According to an Aichi regional newspaper Chunichi Shimbun [J], there was an interesting new attempt on Bon-Odori, traditional summer dance festival around Japan, to avoid future noise problem bothering neighbors.
15-20 minutes in their regular festival, 50 FM radio are lent to bon dancers, who are attending locals, and they dance with music from their earphones. The festival space keeps silent.
The festival space is planned to move to other in 2015, where hospital locates near by. And this trial is to see if this radio-driven silent bon festival can be an answer for noise issue, as the organizer said.

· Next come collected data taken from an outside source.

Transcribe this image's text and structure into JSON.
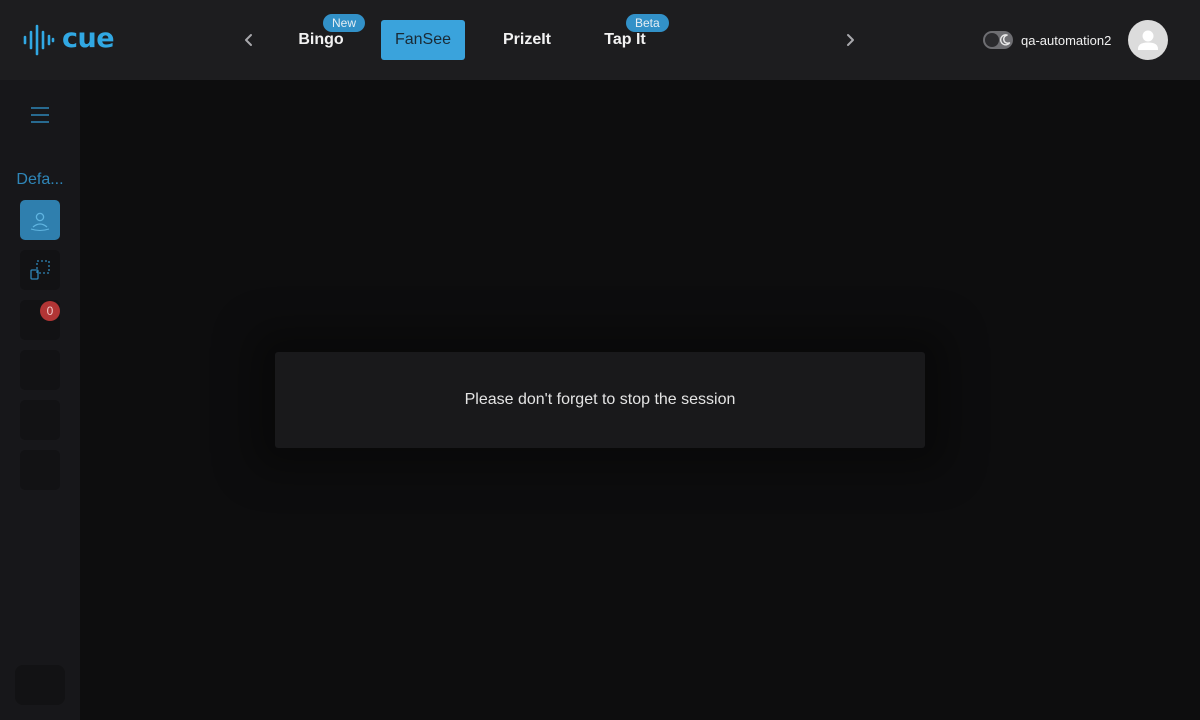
{
  "app": {
    "logo_text": "cue"
  },
  "header": {
    "tabs": [
      {
        "label": "Bingo",
        "badge": "New",
        "active": false
      },
      {
        "label": "FanSee",
        "badge": "",
        "active": true
      },
      {
        "label": "PrizeIt",
        "badge": "",
        "active": false
      },
      {
        "label": "Tap It",
        "badge": "Beta",
        "active": false
      }
    ],
    "username": "qa-automation2",
    "prev_icon": "chevron-left-icon",
    "next_icon": "chevron-right-icon",
    "theme_icon": "moon-icon"
  },
  "sidebar": {
    "title": "Defa...",
    "notification_count": "0",
    "items": [
      {
        "icon": "user-broadcast-icon",
        "active": true
      },
      {
        "icon": "screen-select-icon",
        "active": false
      },
      {
        "icon": "notification-item",
        "active": false
      },
      {
        "icon": "blank-item",
        "active": false
      },
      {
        "icon": "blank-item",
        "active": false
      },
      {
        "icon": "blank-item",
        "active": false
      }
    ]
  },
  "modal": {
    "message": "Please don't forget to stop the session"
  },
  "colors": {
    "accent": "#3aa3dc",
    "header_bg": "#1d1d1f",
    "sidebar_bg": "#17171a",
    "main_bg": "#0d0d0e",
    "badge_red": "#b23535"
  }
}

The city, Tokai-shi, Aichi prefecture is suburb of Nagoya, Japan’s 4th biggest city. I do not know if there are many such people getting mad at bon festival music, but in the crowded country, some people are sensitive not to generate noise. Like talking over cellphone is banned at many train lines, which encouraged mobile web growth. (Though daily urban life in Japan is surrounded a lot of public announcements)
Wait, let me get this straight. It’s perfectly acceptable for sound trucks to drive around blaring meaningless garbage, and motorcycles to race around without so much as a ticket, but they can’t dance a traditional Japanese dance with music? What’s wrong with this picture?
I understand the need to reduce noise issues, but maybe they should start somewhere else.